Especial Naturais (1) - Rumo às massas

Especial Naturais (1) - Rumo às massas
O mercado de cosméticos naturais é tendência há muito tempo. Mas, os recentes movimentos de aquisições e lançamentos de marcas pelas maiores companhias de cosméticos do mundo têm potencial para levar esse mercado a novos patamares


Já faz muito tempo que os institutos de pesquisa globais apontam os cosméticos naturais como uma tendência. Mais recentemente, os mesmos passaram a encarar o negócio já como uma realidade, dado o seu crescimento em mercados mais desenvolvidos como os Estados Unidos e a Europa ocidental, onde já teria deixado de ser um segmento de nicho. 

De fato, há pelo menos uma década, a categoria tem visto aquisições de empresas com o posicionamento natural por atores maiores. Como explica Amarjit Sahota, fundador e presidente da Ecovia Intelligence, consultoria britânica especializada no mercado de naturais e orgânicos, essa tendência tem sido mais pronunciada nos Estados Unidos, onde grandes corporações têm marcas de cosméticos naturais bem estabelecidas, inclusive no varejo multimarcas, como Tom's of Maine (comprada pela Colgate em 2006) e Burt's Bees (desde 2007, parte do conglomerado de produtos de limpeza Clorox). Antes disso, o conglomerado de luxo Estée Lauder já tinha apostado na Aveda, marca de cosméticos profissionais naturais, comprada pela corporação em 1997.

Apesar de já ser uma realidade, é inegável que o movimento da indústria em direção ao natural está em um novo momento, acompanhando o crescente aumento da população mundial interessada em um estilo de vida mais saudável e holístico. Isso se reflete de forma já mais forte no mercado de alimentos, mas tem reverberado na busca por produtos cosméticos que coadunem com essa proposta de vida. "Existe, definitivamente, um aumento no número de pessoas buscando um estilo de vida mais saudável numa perspectiva mais holística, o que as leva a procurar soluções naturais e éticas para os cosméticos que usam", aponta Nathalie de Gouveia, CEO da The Body Shop no Brasil.
De acordo com dados da consultoria norte-americana Kline, em 2016, o mercado global de produtos cosméticos e de higiene pessoal naturais, apresentou crescimento de 9% na comparação com 2015. A taxa é cerca de o dobro crescimento do mercado total de cosméticos, que no mesmo ano avançou entre 4% e 5%. "Está claro que esse movimento ao redor das marcas com uma proposta natural é uma mudança que não vai se reverter", reforça Matthew Wiseman, sócio da área de consultoria de negócios no Reino Unido da Alantra, uma firma global de investimentos e gestão de recursos. "Naturalmente, os grandes grupos de beleza estão interessados em participar desse crescimento", acrescenta Nathalie de Gouveia. Esse é um dos motivos que tem feito com que, desde o ano passado, os dois maiores grupos de beleza e higiene pessoal do mundo, a francesa L'Oréal e a anglo-holandesa Unilever tenham acelerado o passo de sua presença nesse negócio, seja por meio de aquisições, seja pelo lançamento de marcas novas que atendam a essas propostas. 

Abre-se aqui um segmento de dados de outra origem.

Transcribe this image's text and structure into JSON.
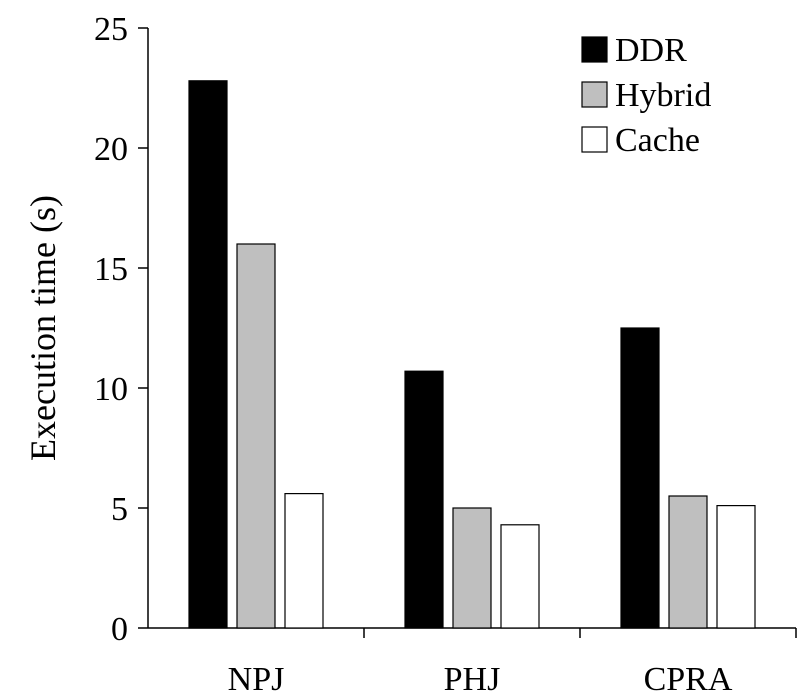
{
  "chart_data": {
    "type": "bar",
    "title": "",
    "xlabel": "",
    "ylabel": "Execution time (s)",
    "ylim": [
      0,
      25
    ],
    "yticks": [
      "0",
      "5",
      "10",
      "15",
      "20",
      "25"
    ],
    "ytick_values": [
      0,
      5,
      10,
      15,
      20,
      25
    ],
    "grid": false,
    "legend_position": "top-right",
    "categories": [
      "NPJ",
      "PHJ",
      "CPRA"
    ],
    "series": [
      {
        "name": "DDR",
        "color": "#000000",
        "values": [
          22.8,
          10.7,
          12.5
        ]
      },
      {
        "name": "Hybrid",
        "color": "#bfbfbf",
        "values": [
          16.0,
          5.0,
          5.5
        ]
      },
      {
        "name": "Cache",
        "color": "#ffffff",
        "values": [
          5.6,
          4.3,
          5.1
        ]
      }
    ]
  }
}
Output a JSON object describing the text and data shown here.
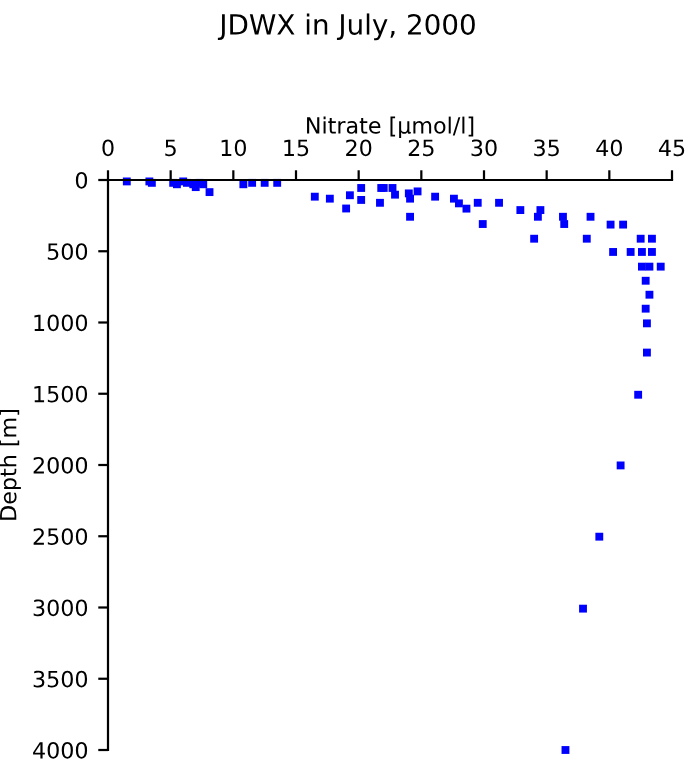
{
  "chart_data": {
    "type": "scatter",
    "title": "JDWX in July, 2000",
    "xlabel": "Nitrate [µmol/l]",
    "ylabel": "Depth [m]",
    "x": [
      1.5,
      3.3,
      3.5,
      5.2,
      5.5,
      6.0,
      6.3,
      6.8,
      7.0,
      7.3,
      7.6,
      8.1,
      10.8,
      11.5,
      12.5,
      13.5,
      16.5,
      17.7,
      19.0,
      19.3,
      20.2,
      20.2,
      21.8,
      21.7,
      22.0,
      22.7,
      22.9,
      24.0,
      24.1,
      24.7,
      24.1,
      26.1,
      27.6,
      28.0,
      28.6,
      29.5,
      29.9,
      31.2,
      32.9,
      34.5,
      34.3,
      34.0,
      36.3,
      36.4,
      38.5,
      38.2,
      40.1,
      41.1,
      40.3,
      41.7,
      42.5,
      43.4,
      42.6,
      43.4,
      42.6,
      43.2,
      44.1,
      42.9,
      43.2,
      42.9,
      43.0,
      43.0,
      42.3,
      40.9,
      39.2,
      37.9,
      36.5
    ],
    "series": [
      {
        "color": "#0000ff",
        "values": [
          10,
          10,
          20,
          20,
          30,
          10,
          20,
          30,
          50,
          20,
          30,
          85,
          30,
          20,
          20,
          20,
          117,
          131,
          200,
          107,
          56,
          140,
          56,
          160,
          56,
          56,
          103,
          94,
          131,
          80,
          258,
          117,
          131,
          164,
          201,
          160,
          309,
          160,
          211,
          211,
          258,
          412,
          258,
          309,
          258,
          412,
          313,
          313,
          505,
          505,
          412,
          412,
          505,
          505,
          608,
          608,
          608,
          707,
          805,
          903,
          1006,
          1211,
          1507,
          2003,
          2503,
          3008,
          4000
        ]
      }
    ],
    "xlim": [
      0,
      45
    ],
    "xticks": [
      0,
      5,
      10,
      15,
      20,
      25,
      30,
      35,
      40,
      45
    ],
    "ylim": [
      4000,
      0
    ],
    "yticks": [
      0,
      500,
      1000,
      1500,
      2000,
      2500,
      3000,
      3500,
      4000
    ],
    "marker": "square",
    "grid": false,
    "legend": false
  }
}
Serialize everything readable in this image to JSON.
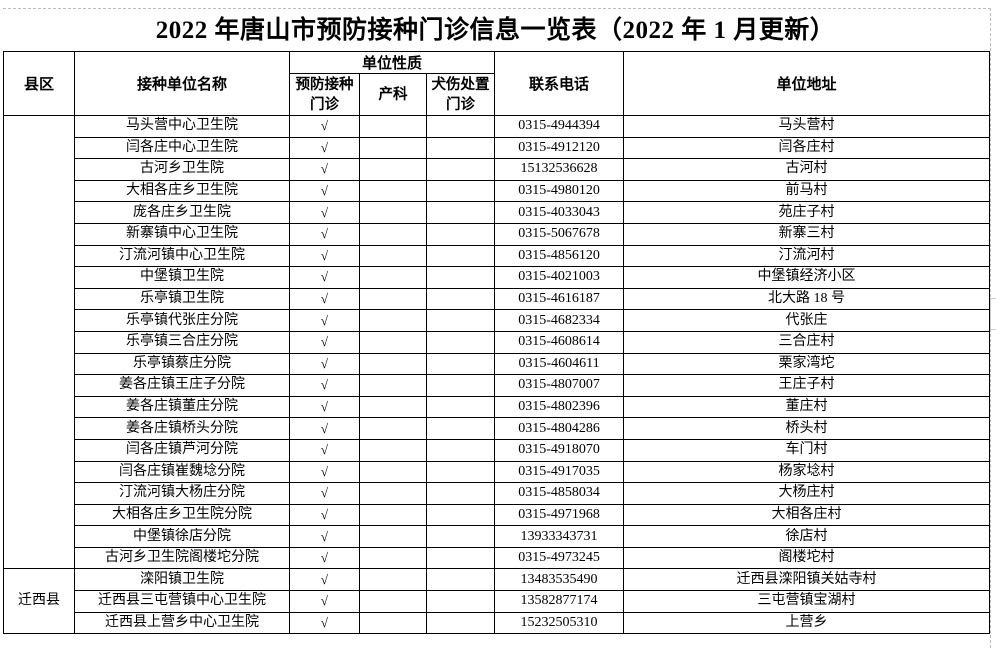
{
  "title": "2022 年唐山市预防接种门诊信息一览表（2022 年 1 月更新）",
  "headers": {
    "district": "县区",
    "unit_name": "接种单位名称",
    "unit_type": "单位性质",
    "type_prevent": "预防接种门诊",
    "type_obstetrics": "产科",
    "type_rabies": "犬伤处置门诊",
    "phone": "联系电话",
    "address": "单位地址"
  },
  "groups": [
    {
      "district": "",
      "rows": [
        {
          "name": "马头营中心卫生院",
          "prevent": "√",
          "obstetrics": "",
          "rabies": "",
          "phone": "0315-4944394",
          "address": "马头营村"
        },
        {
          "name": "闫各庄中心卫生院",
          "prevent": "√",
          "obstetrics": "",
          "rabies": "",
          "phone": "0315-4912120",
          "address": "闫各庄村"
        },
        {
          "name": "古河乡卫生院",
          "prevent": "√",
          "obstetrics": "",
          "rabies": "",
          "phone": "15132536628",
          "address": "古河村"
        },
        {
          "name": "大相各庄乡卫生院",
          "prevent": "√",
          "obstetrics": "",
          "rabies": "",
          "phone": "0315-4980120",
          "address": "前马村"
        },
        {
          "name": "庞各庄乡卫生院",
          "prevent": "√",
          "obstetrics": "",
          "rabies": "",
          "phone": "0315-4033043",
          "address": "苑庄子村"
        },
        {
          "name": "新寨镇中心卫生院",
          "prevent": "√",
          "obstetrics": "",
          "rabies": "",
          "phone": "0315-5067678",
          "address": "新寨三村"
        },
        {
          "name": "汀流河镇中心卫生院",
          "prevent": "√",
          "obstetrics": "",
          "rabies": "",
          "phone": "0315-4856120",
          "address": "汀流河村"
        },
        {
          "name": "中堡镇卫生院",
          "prevent": "√",
          "obstetrics": "",
          "rabies": "",
          "phone": "0315-4021003",
          "address": "中堡镇经济小区"
        },
        {
          "name": "乐亭镇卫生院",
          "prevent": "√",
          "obstetrics": "",
          "rabies": "",
          "phone": "0315-4616187",
          "address": "北大路 18 号"
        },
        {
          "name": "乐亭镇代张庄分院",
          "prevent": "√",
          "obstetrics": "",
          "rabies": "",
          "phone": "0315-4682334",
          "address": "代张庄"
        },
        {
          "name": "乐亭镇三合庄分院",
          "prevent": "√",
          "obstetrics": "",
          "rabies": "",
          "phone": "0315-4608614",
          "address": "三合庄村"
        },
        {
          "name": "乐亭镇蔡庄分院",
          "prevent": "√",
          "obstetrics": "",
          "rabies": "",
          "phone": "0315-4604611",
          "address": "栗家湾坨"
        },
        {
          "name": "姜各庄镇王庄子分院",
          "prevent": "√",
          "obstetrics": "",
          "rabies": "",
          "phone": "0315-4807007",
          "address": "王庄子村"
        },
        {
          "name": "姜各庄镇董庄分院",
          "prevent": "√",
          "obstetrics": "",
          "rabies": "",
          "phone": "0315-4802396",
          "address": "董庄村"
        },
        {
          "name": "姜各庄镇桥头分院",
          "prevent": "√",
          "obstetrics": "",
          "rabies": "",
          "phone": "0315-4804286",
          "address": "桥头村"
        },
        {
          "name": "闫各庄镇芦河分院",
          "prevent": "√",
          "obstetrics": "",
          "rabies": "",
          "phone": "0315-4918070",
          "address": "车门村"
        },
        {
          "name": "闫各庄镇崔魏埝分院",
          "prevent": "√",
          "obstetrics": "",
          "rabies": "",
          "phone": "0315-4917035",
          "address": "杨家埝村"
        },
        {
          "name": "汀流河镇大杨庄分院",
          "prevent": "√",
          "obstetrics": "",
          "rabies": "",
          "phone": "0315-4858034",
          "address": "大杨庄村"
        },
        {
          "name": "大相各庄乡卫生院分院",
          "prevent": "√",
          "obstetrics": "",
          "rabies": "",
          "phone": "0315-4971968",
          "address": "大相各庄村"
        },
        {
          "name": "中堡镇徐店分院",
          "prevent": "√",
          "obstetrics": "",
          "rabies": "",
          "phone": "13933343731",
          "address": "徐店村"
        },
        {
          "name": "古河乡卫生院阁楼坨分院",
          "prevent": "√",
          "obstetrics": "",
          "rabies": "",
          "phone": "0315-4973245",
          "address": "阁楼坨村"
        }
      ]
    },
    {
      "district": "迁西县",
      "rows": [
        {
          "name": "滦阳镇卫生院",
          "prevent": "√",
          "obstetrics": "",
          "rabies": "",
          "phone": "13483535490",
          "address": "迁西县滦阳镇关姑寺村"
        },
        {
          "name": "迁西县三屯营镇中心卫生院",
          "prevent": "√",
          "obstetrics": "",
          "rabies": "",
          "phone": "13582877174",
          "address": "三屯营镇宝湖村"
        },
        {
          "name": "迁西县上营乡中心卫生院",
          "prevent": "√",
          "obstetrics": "",
          "rabies": "",
          "phone": "15232505310",
          "address": "上营乡"
        }
      ]
    }
  ]
}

A gigante francesa já havia feito movimentações em direção aos naturais. A maior dela, a própria compra da The Body Shop, em 2014. À época, a The Body Shop ainda era a referência global em marcas com proposta de valor ética e natural, o que gerou muita gritaria, uma vez que a companhia francesa não era nem um pouco identificada com as causas defendidas historicamente por Anitta Rodick, a fundadora da marca, o que gerou muita "revolta" dos consumidores mais fiéis da companhia e abriu espaço para novas marcas, como a Lush, ocuparem parte desse espaço globalmente. A bem da verdade, apesar de muitos esforços (genuínos, diga-se), a L'Oréal nunca conseguiu se acertar com a rede adquirida, que representava menos de 5% do negócio total da companhia, e acabou vendendo-a, no ano passado, para a brasileira Natura. Também na década passada, em 2006, a companhia francesa comprou a Sanoflore, uma pequena marca conterrânea de dermocosméticos naturais, ainda de distribuição restrita a alguns poucos mercados europeus. 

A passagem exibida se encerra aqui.